Por: Cecilia Orozco Tascón

El uribismo en su laberinto

“Somos felices”, dicen las parejas famosas antes de anunciarles a sus seguidores que se van a divorciar. Disipan, así, los rumores que se cuelan por las hendijas de la alcoba matrimonial, mientras pueden manejar la situación. Este no sería el caso del partido de gobierno frente al presidente de la República —con apenas un mes de ejercicio en el cargo—, de acuerdo con el insólito comunicado que el uribismo publicó en su página oficial, el lunes pasado. Insólito, sí, por cuanto la lógica indica que uno no aclara lo que no está oscuro; y, también, enigmático, puesto que da la impresión de que contiene, más que una reafiarmación de unión de su colectividad, un llamado de atención a sus miembros díscolos, los cuervos que podrían sacarle los ojos al retoño político de su criador. Dice el texto frases obvias y, por eso, más sospechosas: que “el Centro Democrático “ratifica con orgullo” que es el partido de la administración; que su bancada en el Congreso “acompaña de manera incondicional al presidente… respetando su autonomía y sus decisiones…”; y, también, que “está trabajando en el paquete de proyectos presentados por el Ejecutivo…”. Y añade lo que termina siendo una confesión: “queremos enviar un mensaje de unión y fortaleza a todos nuestros militantes y corporados (sic) para no dejarnos distraer… y al mismo tiempo avanzar… de la mano de nuestro presidente Iván Duque”.

De manera paradójica, o tal vez calculada, en la página web en que se aloja el inquieto manifiesto de unidad, también se consigna la opinión del cuervo mayor —más bien, buitre—, a quien el redactor del comunicado, de inconfundible sello, debe estar dirigiendo su solicitud: Fernando Londoño. Este ha logrado posicionarse como el jefe del ala más extremista del uribismo, una especie de temible Ku Klux Klan criollo que actúa, incluso, contra sus pares de raza si estos se muestran flexibles. En su comentario, el exministro le enrostra su carrera pública al jefe de Estado, desde cuando “Uribe lo trajo a Colombia y lo hizo senador… para sorpresa de unos y molestia de otros”. Y aunque, taimadamente, alaba su espíritu trabajador, recuerda que el mandatario ocupa su puesto, gracias a que el expresidente “lo lanzó al estrellato en una precandidatura «fríamente calculada»” y a que, durante la campaña, “se los enseñó a los colombianos” hasta cuando “Duque fue elegido presidente”.

Asegura Londoño, para reiterar la luna de miel que vive el Centro Democrático con su representante en la Casa de Nariño, que “ni Duque es un subalterno de Uribe ni Uribe ha pretendido que lo sea”, tratando de aclarar la oscuridad. Y traduce, luego, lo que tenía atragantado: “probablemente a Uribe lo impacienta cierta lentitud de Duque en el complejo arte de gobernar. Tal vez, como muchos, hubiera pensado que Duque juraría su cargo con decisiones de fondo.

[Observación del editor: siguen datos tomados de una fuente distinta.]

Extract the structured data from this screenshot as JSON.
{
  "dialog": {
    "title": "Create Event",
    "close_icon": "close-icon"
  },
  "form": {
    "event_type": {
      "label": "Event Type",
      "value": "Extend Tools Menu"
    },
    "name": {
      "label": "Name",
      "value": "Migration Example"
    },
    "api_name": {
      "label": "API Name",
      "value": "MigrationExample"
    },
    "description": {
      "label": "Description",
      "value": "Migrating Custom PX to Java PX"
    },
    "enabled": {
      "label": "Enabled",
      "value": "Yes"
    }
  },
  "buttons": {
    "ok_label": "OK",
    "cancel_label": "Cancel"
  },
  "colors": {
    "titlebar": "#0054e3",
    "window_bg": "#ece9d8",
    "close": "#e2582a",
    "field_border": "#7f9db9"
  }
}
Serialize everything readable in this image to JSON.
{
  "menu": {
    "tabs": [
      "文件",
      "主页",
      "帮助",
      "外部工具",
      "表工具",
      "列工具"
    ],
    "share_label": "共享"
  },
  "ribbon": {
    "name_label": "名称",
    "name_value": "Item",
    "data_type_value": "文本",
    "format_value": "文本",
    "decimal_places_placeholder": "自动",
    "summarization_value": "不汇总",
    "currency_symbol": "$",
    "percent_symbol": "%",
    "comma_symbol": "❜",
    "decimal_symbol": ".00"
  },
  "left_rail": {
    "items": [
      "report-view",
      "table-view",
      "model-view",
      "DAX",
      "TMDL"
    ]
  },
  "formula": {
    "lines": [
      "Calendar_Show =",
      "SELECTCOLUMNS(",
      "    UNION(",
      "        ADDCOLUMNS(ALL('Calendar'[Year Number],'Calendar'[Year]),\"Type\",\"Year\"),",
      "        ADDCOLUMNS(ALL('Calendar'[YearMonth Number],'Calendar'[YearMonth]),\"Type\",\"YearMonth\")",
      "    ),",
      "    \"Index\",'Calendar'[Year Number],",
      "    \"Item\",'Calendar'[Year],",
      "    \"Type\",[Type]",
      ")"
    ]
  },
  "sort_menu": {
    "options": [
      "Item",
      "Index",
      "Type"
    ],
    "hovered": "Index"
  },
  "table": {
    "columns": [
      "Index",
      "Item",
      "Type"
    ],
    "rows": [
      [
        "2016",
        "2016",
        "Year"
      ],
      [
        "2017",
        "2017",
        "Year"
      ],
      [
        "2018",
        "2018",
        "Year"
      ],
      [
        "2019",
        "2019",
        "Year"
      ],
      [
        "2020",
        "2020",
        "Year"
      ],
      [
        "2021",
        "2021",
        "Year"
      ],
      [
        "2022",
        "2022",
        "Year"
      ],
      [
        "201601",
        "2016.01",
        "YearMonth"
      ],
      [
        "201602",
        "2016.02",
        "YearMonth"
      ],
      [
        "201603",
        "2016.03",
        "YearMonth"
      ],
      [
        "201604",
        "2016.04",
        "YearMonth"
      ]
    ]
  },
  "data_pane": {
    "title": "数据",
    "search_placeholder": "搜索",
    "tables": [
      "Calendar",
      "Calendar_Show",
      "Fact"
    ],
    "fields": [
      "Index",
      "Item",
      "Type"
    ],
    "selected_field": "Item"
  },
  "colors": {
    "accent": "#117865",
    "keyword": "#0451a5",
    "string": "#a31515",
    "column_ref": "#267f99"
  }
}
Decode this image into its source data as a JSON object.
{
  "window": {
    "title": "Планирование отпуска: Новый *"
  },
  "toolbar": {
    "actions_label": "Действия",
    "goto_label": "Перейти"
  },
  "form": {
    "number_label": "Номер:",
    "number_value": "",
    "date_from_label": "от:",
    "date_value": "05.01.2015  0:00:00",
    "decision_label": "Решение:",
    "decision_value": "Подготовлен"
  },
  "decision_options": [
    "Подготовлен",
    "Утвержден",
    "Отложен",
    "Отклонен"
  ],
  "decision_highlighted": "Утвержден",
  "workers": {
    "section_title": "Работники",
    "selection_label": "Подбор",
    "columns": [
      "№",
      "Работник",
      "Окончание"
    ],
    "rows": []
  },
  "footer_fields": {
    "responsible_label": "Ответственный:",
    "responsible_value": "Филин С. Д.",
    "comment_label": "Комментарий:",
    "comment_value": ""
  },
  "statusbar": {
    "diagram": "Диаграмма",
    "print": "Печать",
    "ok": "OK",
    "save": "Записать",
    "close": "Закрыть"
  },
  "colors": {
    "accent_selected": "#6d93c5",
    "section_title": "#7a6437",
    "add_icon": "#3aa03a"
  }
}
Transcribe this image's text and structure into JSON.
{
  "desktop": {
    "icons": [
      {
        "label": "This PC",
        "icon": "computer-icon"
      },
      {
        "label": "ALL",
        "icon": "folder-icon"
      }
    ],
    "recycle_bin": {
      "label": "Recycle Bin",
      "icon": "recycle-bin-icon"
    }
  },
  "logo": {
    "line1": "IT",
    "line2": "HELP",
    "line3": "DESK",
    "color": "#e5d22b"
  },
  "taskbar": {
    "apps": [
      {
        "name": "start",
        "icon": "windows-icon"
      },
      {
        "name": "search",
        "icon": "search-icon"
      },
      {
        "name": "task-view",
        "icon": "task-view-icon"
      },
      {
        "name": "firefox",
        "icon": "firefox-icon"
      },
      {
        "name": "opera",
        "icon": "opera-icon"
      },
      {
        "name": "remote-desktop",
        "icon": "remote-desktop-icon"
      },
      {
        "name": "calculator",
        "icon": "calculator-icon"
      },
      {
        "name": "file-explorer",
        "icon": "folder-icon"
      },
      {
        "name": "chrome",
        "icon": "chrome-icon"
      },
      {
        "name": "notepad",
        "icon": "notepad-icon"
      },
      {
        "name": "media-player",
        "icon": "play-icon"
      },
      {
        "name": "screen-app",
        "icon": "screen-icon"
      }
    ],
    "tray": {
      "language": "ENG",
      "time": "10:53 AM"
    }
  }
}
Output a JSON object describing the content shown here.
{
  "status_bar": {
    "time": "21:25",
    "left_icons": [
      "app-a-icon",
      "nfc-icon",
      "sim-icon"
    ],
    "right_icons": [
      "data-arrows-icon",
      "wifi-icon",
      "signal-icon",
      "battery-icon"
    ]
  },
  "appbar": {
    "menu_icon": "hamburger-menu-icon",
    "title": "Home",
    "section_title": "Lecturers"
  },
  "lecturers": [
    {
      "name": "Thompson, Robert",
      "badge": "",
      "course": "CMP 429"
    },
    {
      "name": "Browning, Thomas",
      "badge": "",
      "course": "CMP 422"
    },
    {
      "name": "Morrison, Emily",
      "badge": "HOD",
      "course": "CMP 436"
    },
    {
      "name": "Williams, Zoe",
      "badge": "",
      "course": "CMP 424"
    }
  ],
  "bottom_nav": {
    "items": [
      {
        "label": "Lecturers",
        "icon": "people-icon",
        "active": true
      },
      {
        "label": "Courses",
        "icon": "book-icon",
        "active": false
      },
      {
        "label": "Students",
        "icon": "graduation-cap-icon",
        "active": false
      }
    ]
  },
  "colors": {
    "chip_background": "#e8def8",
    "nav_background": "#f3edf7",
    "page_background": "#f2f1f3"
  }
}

Por ejemplo, frente a la política que enfrente (sic) al narcotráfico, frente al tema de las Farc, frente a la cuestión del mando militar y policial”. Pero no se satisfizo con tal andanada. Por el contrario, subió los decibelios de su cantar de tablas: “Pudo no estar de acuerdo Uribe con la pasividad de Duque en la elección de contralor… cuando fue activo y determinante en la elección de presidente del Congreso…; pudo parecerle sorpresivo e ingrato ver a Timochenko y Lozada… participando en el diseño de la política anticorrupción después del lamentable acto electoral que le costó… la exaltación publicitaria de la izquierda y de Claudia López”.

Concluyó con una advertencia que, a pesar de que fue antecedida con la frase paliativa: “para una separación dramática hay una larga distancia”, a mí, me sonó a amenaza: “Duque entiende que sin Uribe… mal parado estaría su futuro”. Y su sentencia final: “que estamos impacientes, no cabe duda… Duque lo tiene que comprender y es lo que Uribe y cuantos lo elegimos estamos esperando”. Londoño no está solo. Es fácil admitir que Lafaurie, Cabal y Nieto Loaiza, entre otros, lo acompañan disimulando, a medias, su disgusto con el tono duquista. La persistencia del mandatario en mantener contra toda prudencia diplomática, el nombramiento del anulado exprocurador Ordóñez en la OEA, parece ser un intento de bajarle espuma a la marea. Los acontecimientos políticos están dando la razón, más pronto de lo que se creía, a quienes aseguran que una cosa es oponerse y otra gobernar. El uribismo en su laberinto.